Exactly As Romantic And Meaningful As A Diamond Ring

Happy new year, inbreds. I hope 2010 contained at least one good moment for you. I personally had a fair few, the last quarter of last year would rank as some of my best months. Anyway, to business.
Facebook, lover and nemesis, we meet again. Why do people post stati of the form "omg love my girlfriend coz she is amazing :D"? You attention seeking whores, grow up. Now, I'm about as lame as it's physically possible to be in relationships, holding hands and bumming out when she's not around and generally being a needy and irritating shit. I'll cop to this, it's a personal failing and it's one that should endeavour to fix. In fact, new years resolution; in 2011, I'll try to be less needy and more secure in my relationship. It's in writing now, looks like I'm stuck. Better limit myself to twenty cutesy text messages a day.
Anyway, to veer back onto my original tangent, what the hell do you achieve by posting your little platitudes on facebook? I appreciate that all stati are inherently meaningless anyway just by the merit of them being stati in the first place, but there's something doubly inane about posting soppy mush notes for all to see. It doesn't even have to be something original or cute, I've seen people just post "I love Blankity McBlank." I'm sure you do, and your relationship status generally confirms this. However, you clearly aren't doing this for the person you're with, there are easier, more sincere and much less smug ways of letting your special someone know they're special. Phone calls are good, or maybe saying it in person, or in a nice card, or something? Whatever, I don't care. You aren't doing it for all your facebook buddies either, because they either already know or don't give a shit, usually both.
The fact is, you're doing it for you. Your doing it so you can flap your dick in front of everyone you know and say "LOOK AT ME! I'M NOT SINGLE! ISN'T IT INCREDIBLY IMPRESSIVE!?" You know what, you cretin? It actually is a little impressive that you aren't single, seeing as you only seem to have enough synapses to scrawl malformed (and usually poorly spelled) declarations of affection for all to admire. I'm sure you're aware that no-one really cares, but that's not the point, is it? The point is to fluff your ego so you can feel a little bit special over the smallest of things.

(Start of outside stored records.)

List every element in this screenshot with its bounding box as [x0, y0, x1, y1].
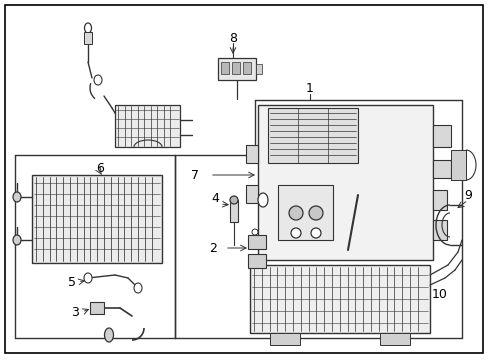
Bar: [115, 105, 180, 147]
Bar: [229, 200, 238, 222]
Bar: [267, 108, 357, 163]
Bar: [450, 150, 465, 180]
Bar: [256, 64, 262, 74]
Text: 8: 8: [228, 32, 237, 45]
Ellipse shape: [84, 23, 91, 33]
Text: 1: 1: [305, 81, 313, 95]
Text: 9: 9: [463, 189, 471, 202]
Bar: [432, 160, 450, 178]
Ellipse shape: [94, 75, 102, 85]
Ellipse shape: [288, 206, 303, 220]
Text: 3: 3: [71, 306, 79, 319]
Bar: [249, 265, 429, 333]
Bar: [221, 62, 228, 74]
Ellipse shape: [13, 192, 21, 202]
Ellipse shape: [251, 229, 258, 235]
Bar: [247, 254, 265, 268]
Ellipse shape: [310, 228, 320, 238]
Text: 7: 7: [191, 168, 199, 181]
Ellipse shape: [258, 193, 267, 207]
Text: 5: 5: [68, 275, 76, 288]
Text: 10: 10: [431, 288, 447, 302]
Ellipse shape: [104, 328, 113, 342]
Text: 4: 4: [211, 192, 219, 204]
Ellipse shape: [84, 273, 92, 283]
Bar: [245, 185, 258, 203]
Bar: [258, 105, 432, 260]
Bar: [278, 185, 332, 240]
Bar: [231, 62, 240, 74]
Bar: [269, 333, 299, 345]
Bar: [432, 220, 446, 240]
Bar: [432, 190, 446, 210]
Bar: [84, 32, 92, 44]
Text: 6: 6: [96, 162, 104, 175]
Bar: [432, 125, 450, 147]
Bar: [90, 302, 104, 314]
Bar: [379, 333, 409, 345]
Ellipse shape: [290, 228, 301, 238]
Bar: [218, 58, 256, 80]
Text: 2: 2: [209, 242, 217, 255]
Ellipse shape: [134, 283, 142, 293]
Ellipse shape: [308, 206, 323, 220]
Bar: [32, 175, 162, 263]
Bar: [243, 62, 250, 74]
Ellipse shape: [13, 235, 21, 245]
Bar: [245, 145, 258, 163]
Ellipse shape: [229, 196, 238, 204]
Bar: [247, 235, 265, 249]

Now, I know there's an obvious rebuttal in "why does your relationship status specify who you're with, then? Aren't you just advertising it as much as the people you despise?" My response is no, simply because there's a difference between going to a party and saying "this is ______, my girlfriend" and saying "this is _______. I love her soooo much" and then sucking face right then and there. If you saw someone do the latter in person, you'd think them the crowned king of douchiness, wouldn't you? And yet, online, it's somehow... less? No dice. Stop being an arrogant and self-promoting arse, it's pissing me off.

The first post of this year is brought to you by everybody's favourite arrogant and self-promoting arse, The Last Whiny Man. May 2011 be less retard-tastic than 2010.